Universal healthcare is a prerequisite for UBI. How could you ever rely on it if you have the threat of a six figure hospital bill whenever you get sick or have an accident? Affordable housing is also a prerequisite or the UBI money will go straight into the pockets of landlords (I often suspect this is the secret plan of billionaires who propose UBI).

When I look at the US and see how difficult it is to get universal health care I don't think that UBI has a chance. The people in power would rather see people starve on the streets.

Whilst the detractors of UBI like to paint it as automatically impossible, like breaking some fundamental law of nature, I bet the same people would have said the same things about the Covid benefit schemes. In my country people could be furloughed by their employer on 80% of their salary... and somehow we paid for it ok.

UBI essentially occurs for everyone in the United States at age 67. It is called Social Security. "Works" has not been defined in this article, and I'm not sure by reading it I understand what that means. If it were implemented for the population at large, this would drive commodities, and housing prices up. Also, with no limits on its use, drug use would most likely increase, as would crime. This would also incentivize further immigration problems. As other programs with good intentions, this would quickly spiral out of control. Approximately $1.7 trillion dollars of our deficit is spent on Medicare/Medicaid.

That is more than a third of the total revenue of the United States. I do not see how UBI or GBI would benefit anyone other than those unwilling to work.

There are two books I would recommend people read. The first is Understanding Capitalism: Competition, Command, and Change by Martin Wolf, and the second The Crisis of Democratic Capitalism by Bowles. Both go into detail the problems we are facing. The first book was a text book one of my kids had for their economics course. I decided to read it out of curiosity. It changed my view on several key issues.

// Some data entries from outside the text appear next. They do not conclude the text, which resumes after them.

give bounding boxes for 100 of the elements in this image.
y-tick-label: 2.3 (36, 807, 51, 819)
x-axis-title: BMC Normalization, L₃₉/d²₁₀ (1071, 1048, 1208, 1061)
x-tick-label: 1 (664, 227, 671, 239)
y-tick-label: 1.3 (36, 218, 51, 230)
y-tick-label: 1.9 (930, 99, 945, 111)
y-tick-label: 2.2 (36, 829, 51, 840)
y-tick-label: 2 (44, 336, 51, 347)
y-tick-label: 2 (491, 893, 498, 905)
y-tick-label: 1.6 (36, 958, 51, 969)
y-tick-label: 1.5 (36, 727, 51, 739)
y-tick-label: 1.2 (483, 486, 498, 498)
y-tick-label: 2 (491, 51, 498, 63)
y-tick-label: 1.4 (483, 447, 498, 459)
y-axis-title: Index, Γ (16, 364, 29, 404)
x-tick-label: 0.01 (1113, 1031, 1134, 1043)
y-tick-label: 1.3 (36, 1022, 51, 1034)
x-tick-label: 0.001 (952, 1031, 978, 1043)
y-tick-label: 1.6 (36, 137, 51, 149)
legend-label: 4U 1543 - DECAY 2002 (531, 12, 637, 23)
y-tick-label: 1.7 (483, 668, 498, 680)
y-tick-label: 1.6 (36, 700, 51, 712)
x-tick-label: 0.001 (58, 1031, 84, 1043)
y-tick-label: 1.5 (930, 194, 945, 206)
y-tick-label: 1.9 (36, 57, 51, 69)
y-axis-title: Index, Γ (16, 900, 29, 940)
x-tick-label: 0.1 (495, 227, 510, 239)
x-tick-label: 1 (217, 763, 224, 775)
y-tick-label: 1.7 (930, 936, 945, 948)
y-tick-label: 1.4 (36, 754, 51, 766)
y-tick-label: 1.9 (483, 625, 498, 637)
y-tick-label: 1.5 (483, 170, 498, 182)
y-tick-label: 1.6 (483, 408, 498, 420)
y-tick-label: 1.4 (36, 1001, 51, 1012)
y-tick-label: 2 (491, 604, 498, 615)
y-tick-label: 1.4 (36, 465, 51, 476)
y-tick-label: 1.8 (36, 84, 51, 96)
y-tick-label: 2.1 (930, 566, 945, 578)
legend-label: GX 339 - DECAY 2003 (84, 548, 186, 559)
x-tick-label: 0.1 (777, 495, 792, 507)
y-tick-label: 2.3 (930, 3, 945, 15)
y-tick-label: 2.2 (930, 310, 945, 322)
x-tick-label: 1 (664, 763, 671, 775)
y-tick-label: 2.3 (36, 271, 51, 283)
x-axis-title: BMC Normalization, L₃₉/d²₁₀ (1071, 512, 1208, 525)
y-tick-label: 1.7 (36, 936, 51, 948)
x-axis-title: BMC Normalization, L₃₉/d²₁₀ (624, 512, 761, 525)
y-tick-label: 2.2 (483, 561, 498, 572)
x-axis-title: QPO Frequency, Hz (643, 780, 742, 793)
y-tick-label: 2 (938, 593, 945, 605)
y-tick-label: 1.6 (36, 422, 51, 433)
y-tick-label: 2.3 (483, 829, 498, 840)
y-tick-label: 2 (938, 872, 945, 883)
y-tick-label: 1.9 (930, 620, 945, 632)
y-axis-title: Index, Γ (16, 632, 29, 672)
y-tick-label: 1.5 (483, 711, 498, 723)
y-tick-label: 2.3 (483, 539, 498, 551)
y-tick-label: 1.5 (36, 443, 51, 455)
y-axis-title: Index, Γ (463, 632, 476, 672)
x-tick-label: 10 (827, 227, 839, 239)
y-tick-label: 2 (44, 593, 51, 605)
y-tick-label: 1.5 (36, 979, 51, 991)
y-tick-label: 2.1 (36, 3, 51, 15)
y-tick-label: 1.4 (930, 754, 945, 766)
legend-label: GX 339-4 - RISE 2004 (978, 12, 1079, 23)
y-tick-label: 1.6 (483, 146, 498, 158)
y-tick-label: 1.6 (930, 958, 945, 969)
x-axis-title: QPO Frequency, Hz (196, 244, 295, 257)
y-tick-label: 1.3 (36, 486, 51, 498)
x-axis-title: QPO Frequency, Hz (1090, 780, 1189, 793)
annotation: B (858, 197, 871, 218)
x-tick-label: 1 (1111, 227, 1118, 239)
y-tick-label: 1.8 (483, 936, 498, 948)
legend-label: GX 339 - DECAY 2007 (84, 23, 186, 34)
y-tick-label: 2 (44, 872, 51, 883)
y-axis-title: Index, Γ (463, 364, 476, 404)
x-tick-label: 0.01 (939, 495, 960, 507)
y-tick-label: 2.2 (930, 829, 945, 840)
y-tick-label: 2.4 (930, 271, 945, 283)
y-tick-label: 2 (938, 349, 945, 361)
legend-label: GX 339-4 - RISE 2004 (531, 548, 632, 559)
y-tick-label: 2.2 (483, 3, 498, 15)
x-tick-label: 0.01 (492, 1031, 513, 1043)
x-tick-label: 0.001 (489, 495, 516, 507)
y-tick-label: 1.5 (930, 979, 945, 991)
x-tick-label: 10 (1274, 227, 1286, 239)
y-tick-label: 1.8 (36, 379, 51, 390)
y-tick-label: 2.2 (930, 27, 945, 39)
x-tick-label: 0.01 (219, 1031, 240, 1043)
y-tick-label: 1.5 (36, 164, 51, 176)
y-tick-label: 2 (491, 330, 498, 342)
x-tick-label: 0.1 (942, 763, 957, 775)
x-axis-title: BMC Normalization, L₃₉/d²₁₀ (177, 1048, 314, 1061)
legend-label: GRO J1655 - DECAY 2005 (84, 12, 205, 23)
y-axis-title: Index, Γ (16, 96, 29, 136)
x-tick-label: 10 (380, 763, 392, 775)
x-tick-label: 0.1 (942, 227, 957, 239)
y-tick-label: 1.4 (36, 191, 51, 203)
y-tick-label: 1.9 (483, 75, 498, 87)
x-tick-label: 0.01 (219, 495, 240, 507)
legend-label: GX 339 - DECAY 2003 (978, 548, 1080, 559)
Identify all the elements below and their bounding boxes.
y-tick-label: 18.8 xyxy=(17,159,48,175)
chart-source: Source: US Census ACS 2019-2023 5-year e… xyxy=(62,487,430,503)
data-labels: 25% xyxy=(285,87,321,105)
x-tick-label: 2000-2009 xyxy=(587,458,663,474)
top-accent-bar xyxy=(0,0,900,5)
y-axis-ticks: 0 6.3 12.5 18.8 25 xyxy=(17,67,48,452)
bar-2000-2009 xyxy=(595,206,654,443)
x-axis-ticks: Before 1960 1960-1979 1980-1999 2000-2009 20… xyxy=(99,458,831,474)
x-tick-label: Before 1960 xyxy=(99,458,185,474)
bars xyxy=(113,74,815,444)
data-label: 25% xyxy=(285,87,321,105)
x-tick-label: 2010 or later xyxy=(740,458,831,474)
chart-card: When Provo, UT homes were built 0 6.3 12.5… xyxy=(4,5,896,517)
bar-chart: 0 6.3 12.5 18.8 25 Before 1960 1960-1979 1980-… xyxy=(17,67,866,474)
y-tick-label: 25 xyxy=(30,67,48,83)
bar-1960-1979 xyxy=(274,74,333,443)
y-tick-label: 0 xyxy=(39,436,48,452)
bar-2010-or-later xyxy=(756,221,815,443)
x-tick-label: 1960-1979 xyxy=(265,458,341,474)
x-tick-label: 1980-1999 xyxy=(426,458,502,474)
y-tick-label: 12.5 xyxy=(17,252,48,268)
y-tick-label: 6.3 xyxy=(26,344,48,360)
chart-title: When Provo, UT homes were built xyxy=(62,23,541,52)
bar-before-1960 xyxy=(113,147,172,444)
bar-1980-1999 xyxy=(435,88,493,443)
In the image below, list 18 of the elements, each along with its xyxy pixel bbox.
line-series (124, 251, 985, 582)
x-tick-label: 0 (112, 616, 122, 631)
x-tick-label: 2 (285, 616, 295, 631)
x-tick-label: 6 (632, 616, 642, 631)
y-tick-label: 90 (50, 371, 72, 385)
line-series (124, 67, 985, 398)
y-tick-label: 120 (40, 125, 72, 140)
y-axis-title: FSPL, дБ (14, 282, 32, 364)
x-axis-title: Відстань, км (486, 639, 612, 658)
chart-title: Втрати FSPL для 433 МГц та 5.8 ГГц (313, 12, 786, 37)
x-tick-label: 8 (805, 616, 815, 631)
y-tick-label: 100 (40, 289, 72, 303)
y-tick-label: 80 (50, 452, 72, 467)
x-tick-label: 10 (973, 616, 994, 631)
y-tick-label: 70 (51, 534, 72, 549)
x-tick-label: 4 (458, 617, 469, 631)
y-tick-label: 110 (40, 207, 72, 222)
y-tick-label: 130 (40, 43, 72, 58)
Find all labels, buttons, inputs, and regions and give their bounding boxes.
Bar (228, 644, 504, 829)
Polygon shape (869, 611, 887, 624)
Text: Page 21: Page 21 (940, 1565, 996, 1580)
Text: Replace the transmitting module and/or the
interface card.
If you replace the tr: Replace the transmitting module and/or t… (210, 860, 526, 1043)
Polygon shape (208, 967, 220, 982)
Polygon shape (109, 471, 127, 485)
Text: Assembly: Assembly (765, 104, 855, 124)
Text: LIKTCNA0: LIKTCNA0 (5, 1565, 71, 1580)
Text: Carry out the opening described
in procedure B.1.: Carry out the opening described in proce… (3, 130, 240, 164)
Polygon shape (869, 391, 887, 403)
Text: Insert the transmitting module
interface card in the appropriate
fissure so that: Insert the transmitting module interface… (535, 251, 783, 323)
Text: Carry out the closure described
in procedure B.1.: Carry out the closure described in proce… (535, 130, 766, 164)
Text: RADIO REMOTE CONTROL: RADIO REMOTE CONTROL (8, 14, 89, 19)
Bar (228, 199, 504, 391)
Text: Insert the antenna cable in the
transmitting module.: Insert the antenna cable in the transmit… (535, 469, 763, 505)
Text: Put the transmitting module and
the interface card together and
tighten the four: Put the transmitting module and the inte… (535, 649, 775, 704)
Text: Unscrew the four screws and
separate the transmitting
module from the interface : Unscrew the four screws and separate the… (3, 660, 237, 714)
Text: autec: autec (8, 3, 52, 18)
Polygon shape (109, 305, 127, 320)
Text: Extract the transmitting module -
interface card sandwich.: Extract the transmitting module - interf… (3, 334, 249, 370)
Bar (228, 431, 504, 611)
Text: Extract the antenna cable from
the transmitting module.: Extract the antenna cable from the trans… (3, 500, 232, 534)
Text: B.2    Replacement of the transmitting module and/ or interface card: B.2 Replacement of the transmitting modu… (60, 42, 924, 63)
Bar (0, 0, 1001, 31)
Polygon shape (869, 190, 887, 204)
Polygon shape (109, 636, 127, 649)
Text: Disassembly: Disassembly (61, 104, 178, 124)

Futhermore, the UBI experiment in Finland failed. Every notable economist agreed, Finland's own report showed it was a failure. They noted not only the economic failure, but also the social failure, with their populous overwhelmingly feeling there was an unfairness in the system.

Let me tell you how Medicaid/Medicare is being abused. You might find I'm cruel, or I don't love my mother. But here are the facts. My mother went on Medicare in 2007. She had two different cancers. Medicare picked up the tab up for both. Treatment for each one was well over $1 million dollars. She then had both knees replaced, both hips replaced for a total of almost $450,000.

Then COVID came. She refused to get vaccinated. She was placed in ICU for 60 days on a ventilator. Furthermore, she had a heart attack, and her stomach ruptured while on the ventilator. How she survived is beyond me. The total bill picked up by medicare was well over a million. She viewed it as her right. She is a Woodstock hippie, everything had to be natural, and kept those beliefs until she was old enough to get on Medicare.

I don't think we understand what we're doing when we allow this kind of gross spending and how it works in our political system. For me, if I require millions of dollars to keep me alive, let me die. I don't want those costs passed onto my children and the next generation. If I'm so poor I need UBI, I would hope, I would do something not to cause others to be inconvenienced and work.

Be careful of the government programs you want. The people you think won't abuse them, will absolutely abuse them. I feel UBI would be disastrous, but would be abused and further corruption in our country.